Judge refuses leave to appeal complaint against legal firm rejected as ‘totally without merit’

A homeowner has been refused leave to appeal against a decision of the Scottish Legal Complaints Commission to dismiss his complaint against a legal firm as “totally without merit”.

Refusing the application, a judge in the Court of Session said he was “unable to detect any error of law or irrationality or error in fact” on the part of the SLCC in its determination of the complaint by Edward Price against Miller Hendry.

However, Lord Brodie declined to award expenses in favour of the commission as he was “unwilling to contribute to the applicant’s self-inflicted harm”.

The court heard that Mr Price owned a house in Crieff, which he and his wife acquired in 2002, though the title derived from a grant by the Earl of Ancaster in 1966.

The house on Gwydyr Road could be accessed by a lane ending in a cul-de-sac as it reached his property, and Mr Price claimed he had a right to do so by virtue of his title, although the solum of the lane was part of the title to a neighbouring property.

In late 2014/early 2015, the proprietor of the neighbouring property was a school, which agreed to sell it, including the solum of the lane but retaining right of access over it, to the then tenant, and Miller Hendry acted for the school in the transaction.

On learning of the proposed sale the applicant instructed solicitors and raised the question as to the extent of his rights and the proprietors of another neighbouring property over the lane.

Mr Price claimed that his title gave him servitude rights of access and a right of parking, which had been acquired by prescription, over the lane, although the latter right was disputed.

Discussions over a possible deed of servitude broke down, and the other property was sold.

Mr Price made a complaint against Miller Hendry, claiming that the firm had “inappropriately advised” their client to insist that he pay for a deed of servitude, when they were aware that servitude rights were well established.

He also complained that the firm failed to ensure that the purchaser was made aware of the area affected by the burdens he would inherit, in breach of the Law Society’s practice rules, and that they failed to ensure that the sellers were aware of their own obligations in terms of the law on title conditions.

But the commission rejected his complaint as totally without merit, promtping Mr Price to lodge an application for leave to appeal.

Mr Price, who represented himself at the hearing, claimed that the commission’s decision was base on an “error of law, that it had acted “irrationally” in the exercise of its discretion, and that its decision was “not supported by the facts”.

He disputed the SLCC’s assessment that his was a services complaint, as opposed to a conduct complaint, and claimed that its determination was “extremely biased” and contained “misleading statements”.

But the judge agreed with the SLCC that the complaint could not be classified as a conduct complaint, as no individual practioner has been identified.

Mr Price had also failed to meet the test, that his proposed appeal had a “realistic prospect of success”.

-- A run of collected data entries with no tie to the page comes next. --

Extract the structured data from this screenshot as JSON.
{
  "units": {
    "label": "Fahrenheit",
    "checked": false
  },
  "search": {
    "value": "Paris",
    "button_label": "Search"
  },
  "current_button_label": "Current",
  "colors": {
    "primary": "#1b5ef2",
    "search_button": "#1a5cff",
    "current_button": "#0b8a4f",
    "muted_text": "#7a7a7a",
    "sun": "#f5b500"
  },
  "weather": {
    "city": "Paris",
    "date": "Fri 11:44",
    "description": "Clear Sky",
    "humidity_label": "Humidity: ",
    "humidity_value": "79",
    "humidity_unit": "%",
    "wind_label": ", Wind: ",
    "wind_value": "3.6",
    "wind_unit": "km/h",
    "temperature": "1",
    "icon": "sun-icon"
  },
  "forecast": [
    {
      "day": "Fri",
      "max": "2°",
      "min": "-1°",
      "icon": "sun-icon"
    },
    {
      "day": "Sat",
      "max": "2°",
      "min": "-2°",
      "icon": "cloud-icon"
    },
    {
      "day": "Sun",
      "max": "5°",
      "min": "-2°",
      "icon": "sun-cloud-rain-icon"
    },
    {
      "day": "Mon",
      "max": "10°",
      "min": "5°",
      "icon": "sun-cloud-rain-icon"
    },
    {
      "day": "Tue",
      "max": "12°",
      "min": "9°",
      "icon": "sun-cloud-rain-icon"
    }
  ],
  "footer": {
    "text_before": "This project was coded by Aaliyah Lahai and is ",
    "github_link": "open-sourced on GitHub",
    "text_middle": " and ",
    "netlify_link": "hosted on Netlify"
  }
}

In a written opinion, Lord Brodie said: “I have no hesitation in concluding that this test is not met in the present case.

“Once it is understood that it was no part of Miller Hendry’s duties to arbitrate on the strengths of the applicant’s claims to have rights of access over and parking on the lane, far less to advocate the strength of these claims to their clients and the solicitors acting for the purchaser…; and that, similarly, it was no part of the function of the commission to assess the strength of the claims, the substance of the applicant’s proposed appeal falls away.

“The applicant may be entirely correct in his assessment of the law as it applies to the facts of the case, but if that is so, the action to be taken in the light of that and in the light of the attitude of the other parties is entirely a matter for him and his own legal advisers.”

He was also critical of the accusarion of bias made against he SLCC, saying there was was “simply no basis” set out for such an allegation.

But “with some hesitation”, the judge did not award expenses to the commission.

Lord Brodie added: “I am aware that in so doing I am throwing quite unnecessarily incurred expense amounting to a sum in four figures on to a public body which insofar as not publically funded is funded by the profession whose conduct its function is to investigate.

“The usual course for the court to follow would be to mitigate the commission’s expenses by an award in its favour, so requiring the applicant to bear, at least in part, the cost which he has caused so unnecessarily to be incurred.

“However, I have been unwilling to contribute to the applicant’s self‑inflicted harm and have considered my discretion is wide enough at this preliminary stage in the appeal in relation to a matter originating in a complaint against members of the legal profession to depart from the usual rule.”